In January, Democratic Governor Andrew Cuomo announced that he would direct state agencies to review the potential impact of legalizing marijuana. In July, the New York State Health Department released a report saying the positive effects of a “regulated marijuana market” outweigh the negatives.
Now, the public has a chance to weigh in.
Consultant Sandra Houston moderated Wednesday’s event at the Albany Capital Center, the first of 15 public listening sessions scheduled across the state.
Houston said the information would be shared with a workgroup that will develop legislation.
“It’s for us to get input from the community and key stakeholders on the development of legislation that would inform a regulated adult-use marijuana program,” said Houston.
Attendees lined up to speak both for and against marijuana legalization, though a majority seemed to be in favor.
Reverend Henry McGrath is Executive Director of a Fulton County-based group called Neighborhoods Against Drugs.
“Just legalize marijuana in New York State. And we support that because we fight – Neighborhoods Against Drugs – fights the opiate epidemic,” said McGrath. “And it’s undeniable that marijuana is used to fight heroin addiction and opioid addictions, especially for veterans.”
McGrath’s group conducted its own survey on marijuana use. Nearly 90 percent of respondents believed marijuana use should be legalized in New York.
Many at the hearing shared their personal health problems. Attendees credited medical marijuana as providing relief for those living with cancer, Crohn’s disease, and other illnesses. A common complaint, however, was the high cost of medical cannabis products in New York.
Currently, medical marijuana is legal in 30 states. Recreational marijuana is legal in nine. The federal government still considers marijuana an illegal drug.
Beyond the medical benefits of legalizing adult use, others discussed the social and racial impact, including Albany resident Charles Obar Robinson.

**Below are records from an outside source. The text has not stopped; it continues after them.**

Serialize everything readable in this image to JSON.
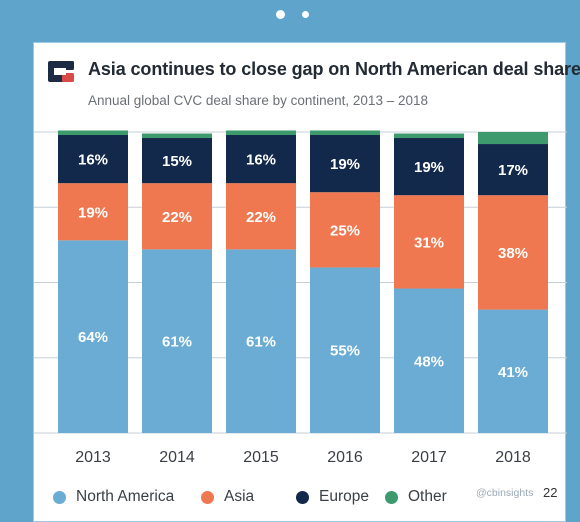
{
  "header": {
    "title": "Asia continues to close gap on North American deal share",
    "subtitle": "Annual global CVC deal share by continent, 2013 – 2018"
  },
  "colors": {
    "north_america": "#6aacd4",
    "asia": "#f07850",
    "europe": "#13294b",
    "other": "#3d9a6c",
    "gridline": "#c6cfd8",
    "logo_dark": "#1c2a44",
    "logo_accent": "#d94a46"
  },
  "chart_data": {
    "type": "bar",
    "stacked": true,
    "normalized_to": 100,
    "title": "Asia continues to close gap on North American deal share",
    "subtitle": "Annual global CVC deal share by continent, 2013 – 2018",
    "categories": [
      "2013",
      "2014",
      "2015",
      "2016",
      "2017",
      "2018"
    ],
    "series": [
      {
        "name": "North America",
        "values": [
          64,
          61,
          61,
          55,
          48,
          41
        ],
        "labels": [
          "64%",
          "61%",
          "61%",
          "55%",
          "48%",
          "41%"
        ]
      },
      {
        "name": "Asia",
        "values": [
          19,
          22,
          22,
          25,
          31,
          38
        ],
        "labels": [
          "19%",
          "22%",
          "22%",
          "25%",
          "31%",
          "38%"
        ]
      },
      {
        "name": "Europe",
        "values": [
          16,
          15,
          16,
          19,
          19,
          17
        ],
        "labels": [
          "16%",
          "15%",
          "16%",
          "19%",
          "19%",
          "17%"
        ]
      },
      {
        "name": "Other",
        "values": [
          1.5,
          1.5,
          1.5,
          1.5,
          1.5,
          4
        ],
        "labels": []
      }
    ],
    "ylim": [
      0,
      100
    ],
    "grid": true,
    "legend_position": "bottom"
  },
  "footer": {
    "watermark": "@cbinsights",
    "page_number": "22"
  }
}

“The black market. Hmph,” sighed Robinson. “Now it’s about to be the white market. Does that make it right? No, that makes a lot of money.”
According to the Health Department report, retail sales and taxation of marijuana could generate between $248 million and $677 million annually.
Robinson, along with others, support the expunging of records for those who have faced criminal charges for possession of marijuana.
As the governor’s office continues its listening sessions through October, a group of Democrats in the New York State Assembly will hold their own hearings on marijuana legalization.
Albany state Assemblywoman Patricia Fahy, a Democrat, said marijuana legalization is a complicated issue, but she’s keeping an open mind.
Though she has several concerns, Fahy supports the concept of clearing the records of those previously convicted on marijuana charges.
“Either way, I’m going to fully support the full decriminalization and the full expunging of record for those with possession,” said Fahy.
Future two-hour public listening sessions begin at 6 p.m. The next session is set for tonight on the campus of SUNY Adirondack in the Town of Queensbury.